Monday, May 19, 2003


[150.1] 'KLINGHOFFER' ON FILM AND ON FOUR

Pulitzer Prize-winning composer John Adams’ courageous opera ‘The Death of Klinghoffer’, based on the true story of the 1985 Achille Lauro hijacking, has enjoyed a mixed reception since its premiere in Brussels in 1991. During the armed takeover of the Italian cruise ship, American tourist Leon Klinghoffer was murdered and his body thrown overboard in his wheelchair. Adams’ work explores the complex human and political circumstances surrounding this awful incident. The key to its subsequent controversy was the way, in the eyes of some, it enabled the voices of Palestinians to be expressed lyrically and poetically; and the perception of others that it glorified its subject too much. The mixed feelings of the ‘Klinghoffer’ family added to the storm. Charges of anti-semitism and pro-terrorism have abounded, and, no matter how unjustified (and they are) they have stuck.

The degree of vitriol and censorship that has followed ‘Klinghoffer’ is deplorable. The Los Angeles Opera, which co-commissioned the opera, subsequently refused to mount a production in the early 1990s after political pressure. Other orchestras and corporate sponsors then declined to touch it. More recently, the Boston Symphony cancelled performances of the ‘Klinghoffer’ choruses in the wake of 9-11.

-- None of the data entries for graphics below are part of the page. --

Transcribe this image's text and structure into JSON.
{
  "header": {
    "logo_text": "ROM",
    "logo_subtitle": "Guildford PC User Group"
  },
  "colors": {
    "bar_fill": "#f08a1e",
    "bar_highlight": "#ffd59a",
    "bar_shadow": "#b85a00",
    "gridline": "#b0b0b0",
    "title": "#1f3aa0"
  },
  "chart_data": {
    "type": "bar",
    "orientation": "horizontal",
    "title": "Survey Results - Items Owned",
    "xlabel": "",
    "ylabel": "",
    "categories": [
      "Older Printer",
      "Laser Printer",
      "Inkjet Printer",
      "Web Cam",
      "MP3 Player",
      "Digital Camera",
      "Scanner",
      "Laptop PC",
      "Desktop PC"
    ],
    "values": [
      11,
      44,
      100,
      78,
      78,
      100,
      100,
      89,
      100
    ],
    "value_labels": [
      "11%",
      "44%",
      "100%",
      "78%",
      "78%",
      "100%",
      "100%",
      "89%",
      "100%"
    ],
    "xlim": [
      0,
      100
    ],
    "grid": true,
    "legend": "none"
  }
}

Now, however, ‘Klinghoffer’ is undergoing a welcome reappraisal and reawakening. British filmmaker Penny Woolcock’s fine, naturalistic, dramatically multi-layered and musically first-rate movie of the opera was shown at the Sundance Film Festival in February 2003. It had its debut at the San Francisco Film Festival in April, and at the Lincoln Centre on 13 May. Now Channel 4, the UK company that backed the production, will give it its British network TV premiere next weekend.

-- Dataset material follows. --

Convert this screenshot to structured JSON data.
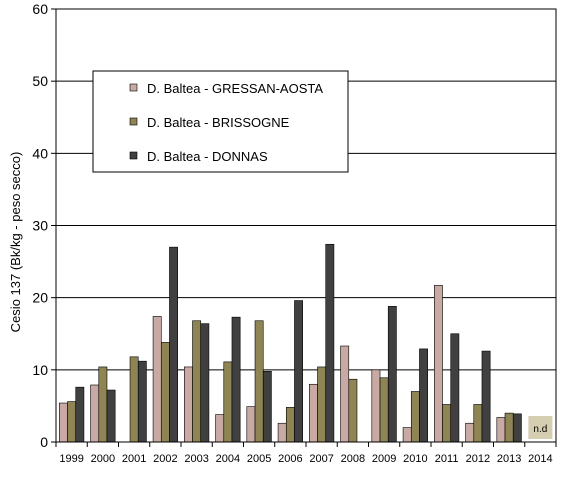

The Los Angeles Times has already declared that the movie marks out ‘Klinghoffer’ as the first great cinematic opera – a real boost to the whole genre (see photo here). Mark Swed called it “brilliant, morally courageous and overwhelmingly moving.” This is also the prospect raised by Charlotte Higgins in The Guardian and more cautiously by Rupert Christiansen in the conservative Daily Telegraph.

Unfortunately I missed the first UK concert performance (at the Barbican, with Leonard Slatkin in January 2002). I have very much appreciated the recorded version and I am anticipating the TV screening with some relish. Blast Films and Channel 4 explain: “Penny Woolcock, who also directs, has written a screen adaptation of the opera to include a fictional account of the lives of the hijackers and incorporating narratives based on the historical context of the political situation (the Holocaust, the foundation of Israel and the exile of the Palestinians). The film includes archive footage from the Zionist and Palestinian political history. John Adams himself conducts the London Symphony Orchestra in a modified score for this adaptation.”

See also the highlight stories in The Guardian, Variety, Media Week and Yahoo!. A new ‘Klinghoffer’ production opens at the Prague National Theatre on 22 May.

‘The Death of Klinghoffer’ shows on Channel 4 at 18:55 on 25 May 2003.